Jones realizes at the end that he has made a mistake. He condemns himself for attempting to colonize space but achieving the opposite. He recognizes that any strategy aimed at transforming humanity into an open society must involve a certain degree of uncertainty to succeed. His final act is to remove himself as the decisive force in the situation. He deliberately allows himself to be killed.

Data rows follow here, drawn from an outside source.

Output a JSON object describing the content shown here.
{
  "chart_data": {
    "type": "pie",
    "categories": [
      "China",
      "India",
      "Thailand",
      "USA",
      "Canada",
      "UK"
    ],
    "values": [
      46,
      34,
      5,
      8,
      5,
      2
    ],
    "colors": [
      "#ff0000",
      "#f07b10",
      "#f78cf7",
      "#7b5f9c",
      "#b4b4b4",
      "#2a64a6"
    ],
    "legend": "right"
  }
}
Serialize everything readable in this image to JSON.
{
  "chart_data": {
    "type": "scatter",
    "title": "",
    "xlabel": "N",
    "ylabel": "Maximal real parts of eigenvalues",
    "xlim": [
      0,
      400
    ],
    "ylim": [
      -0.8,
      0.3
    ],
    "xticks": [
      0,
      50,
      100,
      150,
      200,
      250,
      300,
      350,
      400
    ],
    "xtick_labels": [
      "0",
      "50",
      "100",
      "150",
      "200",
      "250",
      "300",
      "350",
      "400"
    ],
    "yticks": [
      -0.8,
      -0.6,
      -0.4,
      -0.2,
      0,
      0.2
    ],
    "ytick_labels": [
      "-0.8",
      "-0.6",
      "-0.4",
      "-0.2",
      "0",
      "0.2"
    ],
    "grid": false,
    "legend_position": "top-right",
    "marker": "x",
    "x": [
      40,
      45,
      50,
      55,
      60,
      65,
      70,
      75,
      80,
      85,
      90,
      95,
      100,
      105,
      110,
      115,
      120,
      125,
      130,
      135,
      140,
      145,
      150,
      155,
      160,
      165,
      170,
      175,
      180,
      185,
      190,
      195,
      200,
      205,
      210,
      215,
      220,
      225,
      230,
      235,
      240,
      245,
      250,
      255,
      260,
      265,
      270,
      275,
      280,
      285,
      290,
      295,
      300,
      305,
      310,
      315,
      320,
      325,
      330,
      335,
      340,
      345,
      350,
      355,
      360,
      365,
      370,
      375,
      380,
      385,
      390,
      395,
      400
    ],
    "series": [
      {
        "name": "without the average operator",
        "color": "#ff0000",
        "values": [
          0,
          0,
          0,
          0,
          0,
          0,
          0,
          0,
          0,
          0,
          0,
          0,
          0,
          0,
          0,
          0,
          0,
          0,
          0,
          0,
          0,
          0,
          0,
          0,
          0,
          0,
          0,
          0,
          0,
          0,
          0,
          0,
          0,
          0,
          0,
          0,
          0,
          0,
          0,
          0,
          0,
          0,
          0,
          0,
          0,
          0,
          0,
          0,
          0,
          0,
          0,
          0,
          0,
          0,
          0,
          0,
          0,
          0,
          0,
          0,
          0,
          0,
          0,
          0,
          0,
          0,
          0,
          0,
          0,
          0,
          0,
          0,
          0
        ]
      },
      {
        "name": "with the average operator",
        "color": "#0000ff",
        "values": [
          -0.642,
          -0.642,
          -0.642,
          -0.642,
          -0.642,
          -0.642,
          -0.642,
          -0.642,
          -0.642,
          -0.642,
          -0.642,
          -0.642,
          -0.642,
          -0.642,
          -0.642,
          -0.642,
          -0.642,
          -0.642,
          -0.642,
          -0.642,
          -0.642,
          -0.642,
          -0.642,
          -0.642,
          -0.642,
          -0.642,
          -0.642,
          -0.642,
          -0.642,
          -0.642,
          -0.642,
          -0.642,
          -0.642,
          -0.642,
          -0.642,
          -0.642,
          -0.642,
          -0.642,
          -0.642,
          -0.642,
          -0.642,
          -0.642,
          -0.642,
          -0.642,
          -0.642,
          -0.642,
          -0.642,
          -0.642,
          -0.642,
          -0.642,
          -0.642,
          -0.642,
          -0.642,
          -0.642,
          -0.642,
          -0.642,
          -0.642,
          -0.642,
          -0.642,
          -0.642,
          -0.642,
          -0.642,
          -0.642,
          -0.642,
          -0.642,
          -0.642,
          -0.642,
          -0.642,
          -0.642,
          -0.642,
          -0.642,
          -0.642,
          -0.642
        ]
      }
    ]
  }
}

On the other side stands Doug Cussick, a loyal but internally conflicted representative of the system. On one hand, he believes in the necessity of the order maintained by relativism; on the other hand, he becomes increasingly disillusioned by the inertia and moral compromises that come with it. Unlike Floyd Jones, Doug Cussick is a grounded and morally ambiguous figure. He represents the average person working within a flawed system, not believing in it but also seeing no alternative.

While Jones continues to rise, Cussick's personal life falls apart before his eyes. His marriage to Nina breaks down, the masks come off, and he realizes how the lies of society have been exposed by Jones. The mutants in the nightclub, who possess both male and female characteristics, are the ultimate expression of relativism and bring Cussick’s ongoing struggle with himself and his views on reality to a climax. In contrast to Jones, Cussick continuously questions and revises his interpretation of the world, making concrete and impactful decisions about his future. And while Jones and humanity experience a catastrophic downfall, the fate of Cussick and the inhabitants on Venus has a distinctly redemptive and restorative aspect.